Zudem verdienten Frauen durchschnittlich 22 Prozent weniger als ihre männlichen Kollegen. Das durchschnittliche Einkommen einer männlichen Bürofachkraft etwa liege bei 4473 Euro brutto im Monat, das der weiblichen dagegen nur bei 3347 Euro. „Wir fordern gleiches Entgelt und gute Arbeitsbedingungen“, sagte Schreieder.

Burkhardt Müller-Sönksen machte gleich zu Beginn klar, dass es aus seiner Sicht nicht die Aufgabe des Staates sei, die Höhe des Entgelts zu bestimmen. „Ich bin gegen einen flächendeckenden gesetzlichen Mindestlohn.“ Es sei zudem ein „Märchen“, zu glauben, die Zahl der Beschäftigten steige, wenn die Minijobs abgeschafft werden würden.

Sabine Boeddingshaus (Linke) sagte, dass es nichts mit Märchen zu tun habe, wenn sie fordere, dass Frauen von ihrer Arbeit leben können müssen. Schuld an „sieben Millionen prekär Beschäftigten“ sei überdies die Agenda 2010. Das sieht man in der SPD, die das Regelwerk eingeführt hatte, mittlerweile auch so. „Wir haben erkannt, dass Hartz IV die Unwucht bei Leiharbeit und Minijobs verursacht hat“, sagte die SPD-Bundestagskandidatin Inka Damerau. Sie forderte einen gesetzlichen Mindestlohn – „auch für Frauen“. Die Einsicht gibt es auch bei den Grünen. „Es ist richtig, dass wir die Fehler in der Agenda-Politik nicht angepackt haben“, sagte Anja Hajduk. Damals habe ein „hoher Druck auf dem Arbeitsmarkt“ gelastet. Dabei sei die derzeitige Entwicklung auf dem Niedriglohnsektor nicht gesehen worden. „Wir wollen einen Mindestlohn von 8,50 Euro in der Stunde und die Eindämmung von Minijobs“, so die grüne Spitzenkandidatin.

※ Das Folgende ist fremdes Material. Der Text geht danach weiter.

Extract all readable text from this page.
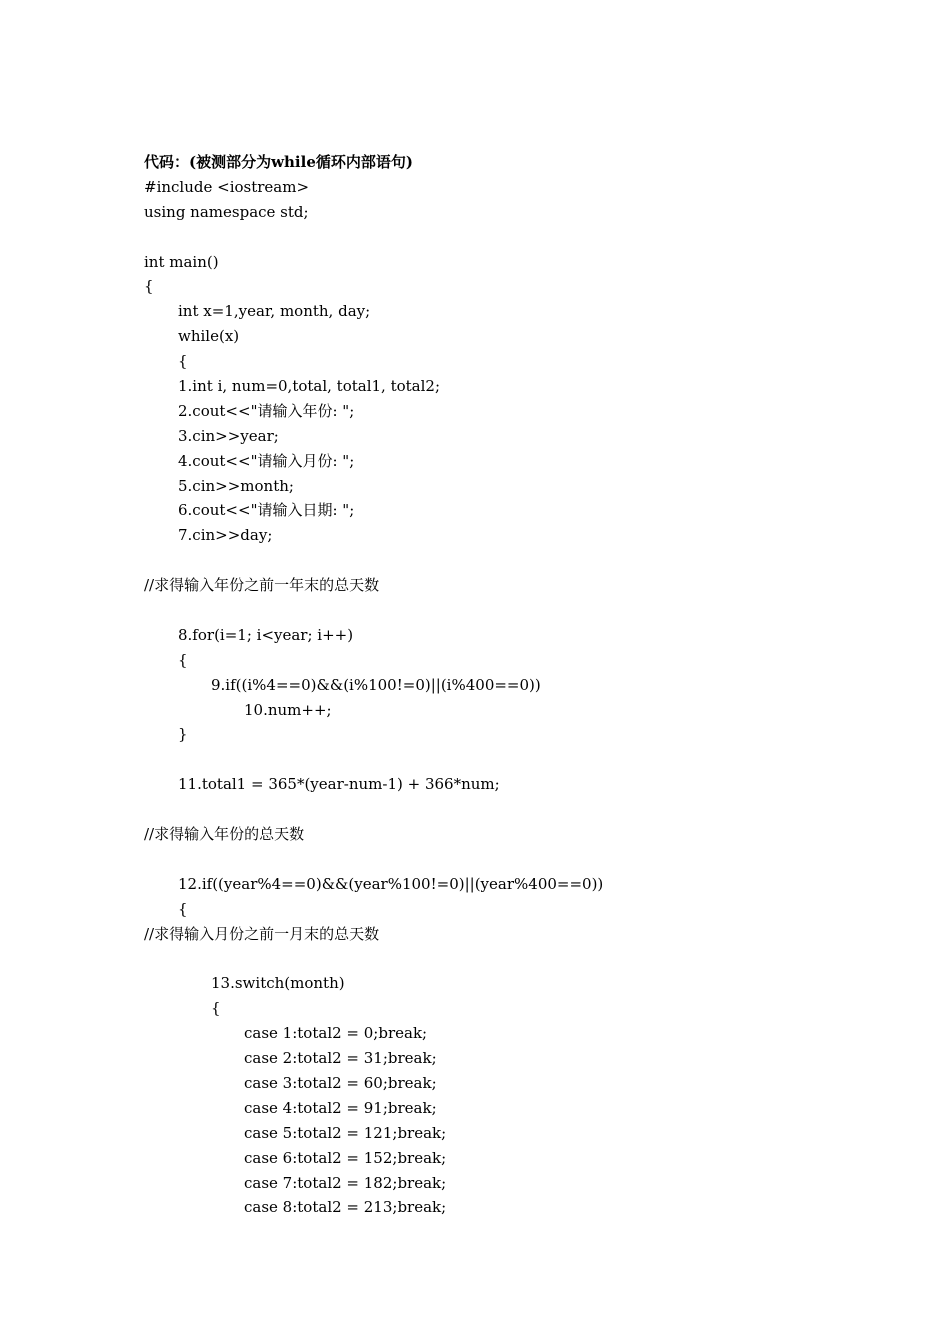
代码：(被测部分为while循环内部语句)
#include <iostream>
using namespace std;
int main()
{
int x=1,year, month, day;
while(x)
{
1.int i, num=0,total, total1, total2;
2.cout<<"请输入年份: ";
3.cin>>year;
4.cout<<"请输入月份: ";
5.cin>>month;
6.cout<<"请输入日期: ";
7.cin>>day;
//求得输入年份之前一年末的总天数
8.for(i=1; i<year; i++)
{
9.if((i%4==0)&&(i%100!=0)||(i%400==0))
10.num++;
}
11.total1 = 365*(year-num-1) + 366*num;
//求得输入年份的总天数
12.if((year%4==0)&&(year%100!=0)||(year%400==0))
{
//求得输入月份之前一月末的总天数
13.switch(month)
{
case 1:total2 = 0;break;
case 2:total2 = 31;break;
case 3:total2 = 60;break;
case 4:total2 = 91;break;
case 5:total2 = 121;break;
case 6:total2 = 152;break;
case 7:total2 = 182;break;
case 8:total2 = 213;break;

Nun ist es in der Politik immer einfach, Forderungen zu stellen und Fehlentwicklungen zu kritisieren. Besonders dann, wenn man die Situation nicht verantwortet. Und so kam auf Marcus Weinberg, den Spitzenkandidaten der CDU, die Rolle zu, die Politik der von Bundeskanzlerin Angela Merkel geführten Regierung zu verteidigen, etwa die Einführung des Betreuungsgeldes. Weinberg sagte, dass es die CDU gewesen sei, die den Rechtsanspruch auf Krippenplätze eingeführt habe. Und für diejenigen, die ihr Kind zu Hause betreuen wollten, müsse es eben auch Angebote geben.

SPD-Kandidatin Damerau widersprach. Das Betreuungsgeld sei rückwärtsgewandt und halte Frauen vom Arbeitsmarkt fern. Geht es nach den Piraten sollte in Behörden „das Merkmal Geschlecht“ keine Rolle spielen. „Diese Unterscheidung sollte von Staatsseite nicht mehr gemacht werden“, sagte Spitzenkandidat Sebastian Seeger.